Sancho becomes afraid that the Holy Brotherhood will come after them. As they ride along, Quixote dreams of knights while Sancho dreams of food. They come across a rotting bag containing beautiful clothes, a handkerchief filled with very valuable gold coins, and a notebook. Sancho happily scoops up the money as Quixote investigates the notebook. Inside, he finds a despairing love poem, an accusatory letter to a deceitful woman, and many other such epistles.
Cervantes often highlights the contrast between Sancho’s realism (his preoccupation with bodily needs, material goods, and practical concerns) and Quixote’s idealism (his exclusive interest in ideas, symbols, and spiritual goods). Quixote dreams of stories, Sancho dreams of food; Quixote grabs the poems, Sancho grabs the money.
Soon after, they see a ragged, half-naked man run wildly over nearby rocks and disappear. Don Quixote decides to go looking for him, though Sancho thinks it would be best to leave him be and keep the money that most likely belongs to him. They come across a dead mule and a goatherd with his goats. He tells the friends that six months ago a handsome and richly dressed young man appeared in these wild parts and abandoned his bag and mule.
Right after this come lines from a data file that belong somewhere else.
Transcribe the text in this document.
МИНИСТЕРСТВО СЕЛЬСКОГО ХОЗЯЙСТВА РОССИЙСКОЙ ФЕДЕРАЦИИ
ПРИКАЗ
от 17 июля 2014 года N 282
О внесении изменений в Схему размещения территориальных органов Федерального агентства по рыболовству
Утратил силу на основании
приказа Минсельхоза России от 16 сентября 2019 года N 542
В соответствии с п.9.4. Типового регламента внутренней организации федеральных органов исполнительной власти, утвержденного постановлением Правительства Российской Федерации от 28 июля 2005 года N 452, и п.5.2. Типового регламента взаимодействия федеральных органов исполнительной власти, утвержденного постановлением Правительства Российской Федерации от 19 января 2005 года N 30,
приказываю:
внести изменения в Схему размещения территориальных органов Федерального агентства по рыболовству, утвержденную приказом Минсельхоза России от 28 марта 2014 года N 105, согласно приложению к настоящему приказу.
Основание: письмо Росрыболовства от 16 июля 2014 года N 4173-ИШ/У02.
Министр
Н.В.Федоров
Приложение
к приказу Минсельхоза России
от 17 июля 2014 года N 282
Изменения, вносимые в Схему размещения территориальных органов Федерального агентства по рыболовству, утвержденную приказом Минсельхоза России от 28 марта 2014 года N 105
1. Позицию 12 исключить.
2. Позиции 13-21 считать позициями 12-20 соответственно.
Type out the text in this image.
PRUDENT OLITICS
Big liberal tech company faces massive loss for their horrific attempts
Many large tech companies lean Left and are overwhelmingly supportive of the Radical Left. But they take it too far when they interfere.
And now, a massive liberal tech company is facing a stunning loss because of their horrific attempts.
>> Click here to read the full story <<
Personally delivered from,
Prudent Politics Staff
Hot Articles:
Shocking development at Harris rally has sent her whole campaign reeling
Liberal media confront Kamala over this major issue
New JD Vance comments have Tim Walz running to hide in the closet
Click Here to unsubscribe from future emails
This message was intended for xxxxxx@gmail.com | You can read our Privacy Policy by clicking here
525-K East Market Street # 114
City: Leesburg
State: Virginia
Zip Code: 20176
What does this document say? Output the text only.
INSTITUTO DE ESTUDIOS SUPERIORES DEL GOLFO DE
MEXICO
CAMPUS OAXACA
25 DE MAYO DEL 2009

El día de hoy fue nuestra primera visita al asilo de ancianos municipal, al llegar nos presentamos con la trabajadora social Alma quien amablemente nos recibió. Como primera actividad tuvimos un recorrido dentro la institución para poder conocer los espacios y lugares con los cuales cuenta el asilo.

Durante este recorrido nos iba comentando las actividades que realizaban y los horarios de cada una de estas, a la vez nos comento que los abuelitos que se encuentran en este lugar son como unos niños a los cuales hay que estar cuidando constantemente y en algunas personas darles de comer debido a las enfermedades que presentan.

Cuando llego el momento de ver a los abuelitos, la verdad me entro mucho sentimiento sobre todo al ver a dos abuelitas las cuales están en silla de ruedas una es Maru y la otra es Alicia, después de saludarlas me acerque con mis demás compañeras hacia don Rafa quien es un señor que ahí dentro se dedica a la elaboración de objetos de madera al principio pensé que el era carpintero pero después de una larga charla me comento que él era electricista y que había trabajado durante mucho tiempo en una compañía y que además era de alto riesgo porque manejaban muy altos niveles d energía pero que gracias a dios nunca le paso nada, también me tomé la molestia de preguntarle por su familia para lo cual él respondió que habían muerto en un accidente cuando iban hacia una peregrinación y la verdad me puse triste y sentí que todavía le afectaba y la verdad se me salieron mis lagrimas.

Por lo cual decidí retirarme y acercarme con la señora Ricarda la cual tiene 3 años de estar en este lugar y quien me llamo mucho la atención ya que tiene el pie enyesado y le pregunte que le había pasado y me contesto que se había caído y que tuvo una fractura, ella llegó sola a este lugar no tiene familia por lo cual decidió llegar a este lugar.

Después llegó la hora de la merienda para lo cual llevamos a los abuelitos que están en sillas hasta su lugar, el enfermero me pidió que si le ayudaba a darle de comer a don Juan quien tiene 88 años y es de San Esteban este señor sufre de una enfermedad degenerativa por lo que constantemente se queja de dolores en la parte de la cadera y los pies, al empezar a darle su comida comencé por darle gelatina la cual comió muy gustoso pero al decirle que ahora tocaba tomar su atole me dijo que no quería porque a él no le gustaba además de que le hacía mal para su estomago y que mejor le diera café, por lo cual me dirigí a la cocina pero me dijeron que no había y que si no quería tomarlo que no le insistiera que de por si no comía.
He comes out every once in a while in an insane fever to steal food from the goatherds, though sometimes when he visits he seems perfectly civil and sane. Just then the young man comes towards them, and Quixote impulsively embraces him.
Quixote is interested in the story of the young poet and wants to help him, if possible. He senses that some romantic tragedy is afoot – the sort of tragedy that is his bread and butter. As usual, Sancho is more interested in the money. Quixote’s intuition is confirmed by the goatherd’s story. Perhaps he feels a particular affinity for the young man, because he, like Quixote, is thought to be insane.